Agama bisa dianggap sebagai suatu sarana kebudayaan bagi manusia dan dengan sarana itu manusia mampu menyesuaikan diri dengan pengalaman-pengalamannya dalam keseluruhan lingkungan hidupnya termasuk dirinya sendiri, anggota kelompoknya, alam, dan lingkungan lain yang dirasakan sebagai sesuatu yang transedental (tidak terjangkau oleh penalaran manusia). Pikiran, perasaan dan perbuatan manusia terhadap hal-hal yang menurut perasaannya berada di luar jangkauan pengalaman-pengalamannya sehari-hari dengan dunia nyata menyebabkan manusia percaya pada agama.

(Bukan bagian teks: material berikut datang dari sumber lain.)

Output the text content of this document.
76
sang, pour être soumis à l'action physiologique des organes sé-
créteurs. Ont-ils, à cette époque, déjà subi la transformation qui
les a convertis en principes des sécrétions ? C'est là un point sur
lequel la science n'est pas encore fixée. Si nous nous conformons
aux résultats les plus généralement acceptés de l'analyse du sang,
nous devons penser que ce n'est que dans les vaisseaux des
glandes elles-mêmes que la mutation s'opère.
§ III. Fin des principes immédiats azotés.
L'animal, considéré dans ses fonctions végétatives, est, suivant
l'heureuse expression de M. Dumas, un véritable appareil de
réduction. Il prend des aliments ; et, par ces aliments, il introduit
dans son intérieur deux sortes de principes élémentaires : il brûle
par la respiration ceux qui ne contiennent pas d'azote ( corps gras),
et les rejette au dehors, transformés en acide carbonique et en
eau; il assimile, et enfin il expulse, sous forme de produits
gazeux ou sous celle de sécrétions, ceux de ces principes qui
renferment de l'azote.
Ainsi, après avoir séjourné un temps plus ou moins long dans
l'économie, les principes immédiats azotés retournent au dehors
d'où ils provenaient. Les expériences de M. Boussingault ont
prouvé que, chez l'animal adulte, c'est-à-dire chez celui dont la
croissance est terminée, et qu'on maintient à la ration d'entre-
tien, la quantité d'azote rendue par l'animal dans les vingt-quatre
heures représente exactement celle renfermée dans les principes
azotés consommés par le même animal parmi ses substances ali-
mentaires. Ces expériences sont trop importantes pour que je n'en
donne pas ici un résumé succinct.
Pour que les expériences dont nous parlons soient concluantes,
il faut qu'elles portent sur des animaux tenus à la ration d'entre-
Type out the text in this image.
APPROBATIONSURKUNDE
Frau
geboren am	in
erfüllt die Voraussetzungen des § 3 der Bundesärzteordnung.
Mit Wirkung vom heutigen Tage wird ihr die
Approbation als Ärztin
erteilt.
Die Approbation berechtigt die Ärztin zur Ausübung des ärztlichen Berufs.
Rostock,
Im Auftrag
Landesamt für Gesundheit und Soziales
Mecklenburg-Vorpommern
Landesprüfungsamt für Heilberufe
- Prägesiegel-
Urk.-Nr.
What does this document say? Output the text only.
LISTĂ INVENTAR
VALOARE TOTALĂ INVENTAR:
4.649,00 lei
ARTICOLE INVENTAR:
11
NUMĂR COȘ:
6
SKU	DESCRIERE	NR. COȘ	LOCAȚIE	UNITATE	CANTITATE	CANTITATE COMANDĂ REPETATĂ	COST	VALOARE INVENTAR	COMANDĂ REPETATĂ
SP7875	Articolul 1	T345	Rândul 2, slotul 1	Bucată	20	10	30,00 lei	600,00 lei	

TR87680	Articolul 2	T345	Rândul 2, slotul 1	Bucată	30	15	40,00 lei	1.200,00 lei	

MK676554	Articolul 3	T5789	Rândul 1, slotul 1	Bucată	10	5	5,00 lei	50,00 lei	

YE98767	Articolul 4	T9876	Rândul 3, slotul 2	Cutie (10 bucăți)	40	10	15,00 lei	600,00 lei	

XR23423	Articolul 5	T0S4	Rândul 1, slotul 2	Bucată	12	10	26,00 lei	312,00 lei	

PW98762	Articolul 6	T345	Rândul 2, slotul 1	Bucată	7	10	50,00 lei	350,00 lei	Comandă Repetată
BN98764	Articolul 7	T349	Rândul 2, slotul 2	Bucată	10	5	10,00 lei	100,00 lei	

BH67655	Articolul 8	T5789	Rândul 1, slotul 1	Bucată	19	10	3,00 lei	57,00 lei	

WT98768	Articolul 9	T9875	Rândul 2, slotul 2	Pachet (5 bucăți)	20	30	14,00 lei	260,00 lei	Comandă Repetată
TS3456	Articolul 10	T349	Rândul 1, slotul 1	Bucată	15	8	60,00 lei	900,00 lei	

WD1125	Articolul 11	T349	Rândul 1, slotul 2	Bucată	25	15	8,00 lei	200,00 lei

Menurut Teori Evolusi (misalnya, James Frazer dan Andrew Lang) maka manusia akan diperkenalkan perkembangan bentuk-bentuk keagamaan dari bentuk yang masih sederhana hingga bentuk yang modern. Melalui urutan klasik muncullah pra-animisme, yang meliputi magisme dan fetisyisme, animisme kemudian religi atau agama. Dalam pra animisme manusia menggunakan kekuatan gaib (supra empiris) yang dipercayai berada di dalam benda-benda yang tak bernyawa seperti batu yang aneh, besi (keris), dan sebagainya. Dalam animisme manusia berhubungan dengan makhluk yang bernyawa, khususnya makhluk halus atau roh-roh (baik dan jahat) yang dipercayai memiliki kekuatan lebih tinggi daripada manusia secara kategorikal. Misalnya, para arwah nenek moyang, roh-roh yang dipercayai menguasai sumber air, sungai, lautan, gunung, pohon besar, dan sebagainya. Dalam religi manusia mengadakan hubungan dengan "Roh yang Tertinggi" dipercaya memiliki kekuasaan yang tak terbatas oleh agama- agama besar disebut Tuhan sebagai pencipta dan penguasa alam semesta.
Terlepas dari penggambaran teori evolusi yang mengajarkan munculnya agama menurut tahap-tahap yang khas itu (pra- animisme, animisme, religi) bila hanya menggunakan pengamatan sehari-hari atas perilaku manusia yang berkaitan dengan kekuatan supra empiris ternyata manusia tidak terikat oleh hukum pentahapan evolusi itu. Manusia yang telah mengenal Roh Tertinggi atau Tuhan dan mengadakan komunikasi dengan-Nya, masih ada yang menghormati makhluk-makhluk halus bahkan ada juga yang masih menggunakan magis. Hal tersebut sesuai definisi agama menurut Thomas F.O Dhea, yaitu pendayagunaan sarana-sarana supra empiris untuk maksud-maksud non- empiris atau supraempiris. Bahwa manusia tidak hanya menggunakan kekuatan supra empiris yang tertinggi (disebut Tuhan) untuk kepentingan supra empiris yang secara mutlak mengatasi kemampuan manusia untuk mencapainya tetapi juga untuk kepentingan sehari-hari yang jasmaniah dan empiris yang harus dipenuhi sekarang. Banyak orang berdoa kepada Tuhan untuk keperluan sehari-hari yang dirasa tidak akan tercapai hanya dengan kekuatan manusia sendiri. Misalnya, ketika mendapat musibah, manusia meminta pertolongan kepada Tuhannya melalui doa atau sembahyang.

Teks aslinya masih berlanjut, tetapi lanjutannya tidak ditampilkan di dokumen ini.